A field is a special type of algebraic structure that provides a framework for algebra similar to what we encounter with numbers. To be precise, a field is a set equipped with two operations: addition and multiplication.

• Every element in the field must have an additive inverse, meaning each element has another element that can "cancel" it out through addition.
• The set must also include an element called the multiplicative identity, often denoted by 1, which doesn't change any element it's multiplied by.
• Importantly, each non-zero element must have a multiplicative inverse, meaning for any non-zero element \(a\), there exists another element \(b\) such that \(ab = 1\).

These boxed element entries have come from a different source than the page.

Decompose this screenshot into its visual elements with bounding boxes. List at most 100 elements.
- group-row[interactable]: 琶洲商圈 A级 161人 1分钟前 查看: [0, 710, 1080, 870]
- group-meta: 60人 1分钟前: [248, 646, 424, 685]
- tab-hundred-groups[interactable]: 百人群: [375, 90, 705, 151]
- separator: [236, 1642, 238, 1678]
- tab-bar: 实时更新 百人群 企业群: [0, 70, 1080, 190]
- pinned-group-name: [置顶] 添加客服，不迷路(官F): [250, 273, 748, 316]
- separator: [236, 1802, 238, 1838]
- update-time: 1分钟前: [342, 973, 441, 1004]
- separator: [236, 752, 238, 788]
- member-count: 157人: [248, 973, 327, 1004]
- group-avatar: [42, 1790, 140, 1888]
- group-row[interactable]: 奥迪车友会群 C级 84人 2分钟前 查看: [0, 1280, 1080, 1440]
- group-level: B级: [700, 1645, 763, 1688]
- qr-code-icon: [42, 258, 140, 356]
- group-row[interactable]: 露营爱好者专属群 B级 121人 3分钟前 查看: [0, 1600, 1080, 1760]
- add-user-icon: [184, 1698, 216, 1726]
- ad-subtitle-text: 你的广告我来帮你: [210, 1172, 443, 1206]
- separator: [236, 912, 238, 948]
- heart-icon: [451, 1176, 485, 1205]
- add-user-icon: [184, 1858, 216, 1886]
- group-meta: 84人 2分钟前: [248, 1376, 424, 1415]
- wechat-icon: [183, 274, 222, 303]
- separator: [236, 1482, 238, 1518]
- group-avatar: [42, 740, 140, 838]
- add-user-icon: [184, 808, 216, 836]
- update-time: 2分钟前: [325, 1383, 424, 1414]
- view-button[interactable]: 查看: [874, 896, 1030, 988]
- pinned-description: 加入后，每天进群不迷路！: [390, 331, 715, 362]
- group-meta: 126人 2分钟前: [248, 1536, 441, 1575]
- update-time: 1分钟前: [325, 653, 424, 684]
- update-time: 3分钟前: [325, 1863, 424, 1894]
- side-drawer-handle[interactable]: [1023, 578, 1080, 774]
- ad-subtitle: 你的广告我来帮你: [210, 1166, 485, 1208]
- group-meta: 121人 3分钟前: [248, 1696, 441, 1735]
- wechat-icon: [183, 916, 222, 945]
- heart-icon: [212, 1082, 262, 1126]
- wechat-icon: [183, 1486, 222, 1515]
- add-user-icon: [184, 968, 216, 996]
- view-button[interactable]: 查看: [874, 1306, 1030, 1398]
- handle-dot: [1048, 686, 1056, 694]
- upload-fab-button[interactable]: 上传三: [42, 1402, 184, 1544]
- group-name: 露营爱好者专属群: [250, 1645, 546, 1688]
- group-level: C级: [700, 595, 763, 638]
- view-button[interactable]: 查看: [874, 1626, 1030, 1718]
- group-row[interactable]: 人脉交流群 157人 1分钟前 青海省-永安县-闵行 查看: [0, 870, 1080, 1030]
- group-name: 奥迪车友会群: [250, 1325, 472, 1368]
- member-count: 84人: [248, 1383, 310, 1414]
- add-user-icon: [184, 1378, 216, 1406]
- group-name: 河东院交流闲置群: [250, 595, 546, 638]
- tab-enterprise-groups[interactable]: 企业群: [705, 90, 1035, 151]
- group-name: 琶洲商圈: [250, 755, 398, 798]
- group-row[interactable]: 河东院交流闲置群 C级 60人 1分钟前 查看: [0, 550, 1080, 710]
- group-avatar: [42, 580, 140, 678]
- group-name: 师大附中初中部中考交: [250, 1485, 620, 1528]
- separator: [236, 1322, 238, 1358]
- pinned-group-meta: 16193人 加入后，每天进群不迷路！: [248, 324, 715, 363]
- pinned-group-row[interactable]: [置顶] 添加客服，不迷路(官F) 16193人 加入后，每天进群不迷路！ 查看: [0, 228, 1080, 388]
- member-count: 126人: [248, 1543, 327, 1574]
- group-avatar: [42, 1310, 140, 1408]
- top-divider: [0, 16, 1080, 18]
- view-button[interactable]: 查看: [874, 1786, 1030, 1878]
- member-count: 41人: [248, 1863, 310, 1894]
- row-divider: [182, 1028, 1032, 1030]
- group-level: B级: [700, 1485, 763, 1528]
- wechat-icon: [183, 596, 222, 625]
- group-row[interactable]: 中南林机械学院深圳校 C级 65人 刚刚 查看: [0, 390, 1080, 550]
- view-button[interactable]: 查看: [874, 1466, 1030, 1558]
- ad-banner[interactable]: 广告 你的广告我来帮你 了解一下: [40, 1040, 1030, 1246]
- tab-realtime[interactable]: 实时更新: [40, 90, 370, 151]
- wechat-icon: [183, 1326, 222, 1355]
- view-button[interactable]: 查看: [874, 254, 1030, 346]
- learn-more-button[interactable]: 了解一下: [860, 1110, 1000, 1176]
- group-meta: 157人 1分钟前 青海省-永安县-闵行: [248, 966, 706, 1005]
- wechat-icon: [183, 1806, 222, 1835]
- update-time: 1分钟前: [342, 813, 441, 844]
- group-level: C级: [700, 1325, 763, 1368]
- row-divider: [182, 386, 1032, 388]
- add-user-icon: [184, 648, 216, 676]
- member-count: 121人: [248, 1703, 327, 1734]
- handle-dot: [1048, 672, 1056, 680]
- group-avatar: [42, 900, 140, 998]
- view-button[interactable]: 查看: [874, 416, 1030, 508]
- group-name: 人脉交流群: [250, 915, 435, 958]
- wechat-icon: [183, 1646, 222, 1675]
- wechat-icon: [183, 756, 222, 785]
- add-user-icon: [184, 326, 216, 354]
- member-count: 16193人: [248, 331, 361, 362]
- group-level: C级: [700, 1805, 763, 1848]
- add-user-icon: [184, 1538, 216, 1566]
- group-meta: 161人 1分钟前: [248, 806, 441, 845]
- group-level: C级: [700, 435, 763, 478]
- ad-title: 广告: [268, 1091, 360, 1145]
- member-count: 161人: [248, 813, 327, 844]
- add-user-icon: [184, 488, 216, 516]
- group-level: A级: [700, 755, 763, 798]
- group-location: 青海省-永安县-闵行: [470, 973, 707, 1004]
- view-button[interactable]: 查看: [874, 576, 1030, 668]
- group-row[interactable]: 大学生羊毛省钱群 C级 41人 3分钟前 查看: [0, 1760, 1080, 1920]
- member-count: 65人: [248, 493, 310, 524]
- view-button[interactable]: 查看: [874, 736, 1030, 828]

This makes calculations similar to everyday arithmetic possible while staying within the field. Fields are crucial in various areas of mathematics since they provide the nice properties of both addition and multiplication over a set. In this exercise, being able to show that every non-zero element has a multiplicative inverse in the integral domain \(R\) demonstrates that \(R\) is indeed a field.

Ideals are an important concept in ring theory, a branch of abstract algebra. An ideal is a subset of a ring that absorbs multiplication by elements of the ring. This concept helps in understanding the structure and factorization within rings.

• An ideal \(I\) in a ring \(R\) is a subset such that for every \(r \, \in R\) and \(x \, \in I\), the product \(rx\) is also in \(I\).
• There are two trivial ideals in any ring: the zero ideal \(\{0\}\), which contains just the zero element, and the ring itself, \(R\).
• In an integral domain like \(R\), having only these two ideals implies a potential field structure. Since any ideal other than \(\{0\}\) must coincide with \(R\), every non-zero element can generate the whole ring.

This property is what allows us to find a multiplicative inverse for each non-zero element, cementing the criteria for \(R\) to be a field in this context, as shown in the original problem's solution.

A multiplicative inverse for an element \(a\) in a field or ring is another element \(b\) such that \(ab = 1\). Finding such inverses is crucial in solving equations and performing division-like operations in algebraic structures.

• For a non-zero element \(a\) in a field \(F\), by definition, there exists an element \(b\) in \(F\) where \(ab = 1\). This property ensures every equation has a solution just like over the real numbers.
• The process of forming an ideal like \((a) = \{ra \mid r \in R\}\) helps elucidate the notion of inverses in this exercise.
• Since \((a) = R\) as proved, this shows there exists some \(b \in R\) such that \(ab = 1\), confirming \(b\) as \(a\)'s inverse.

This part of ring theory is important not only mathematically but also practically, for example, in number theory and cryptography where similar principles apply to more structured and controlled number systems.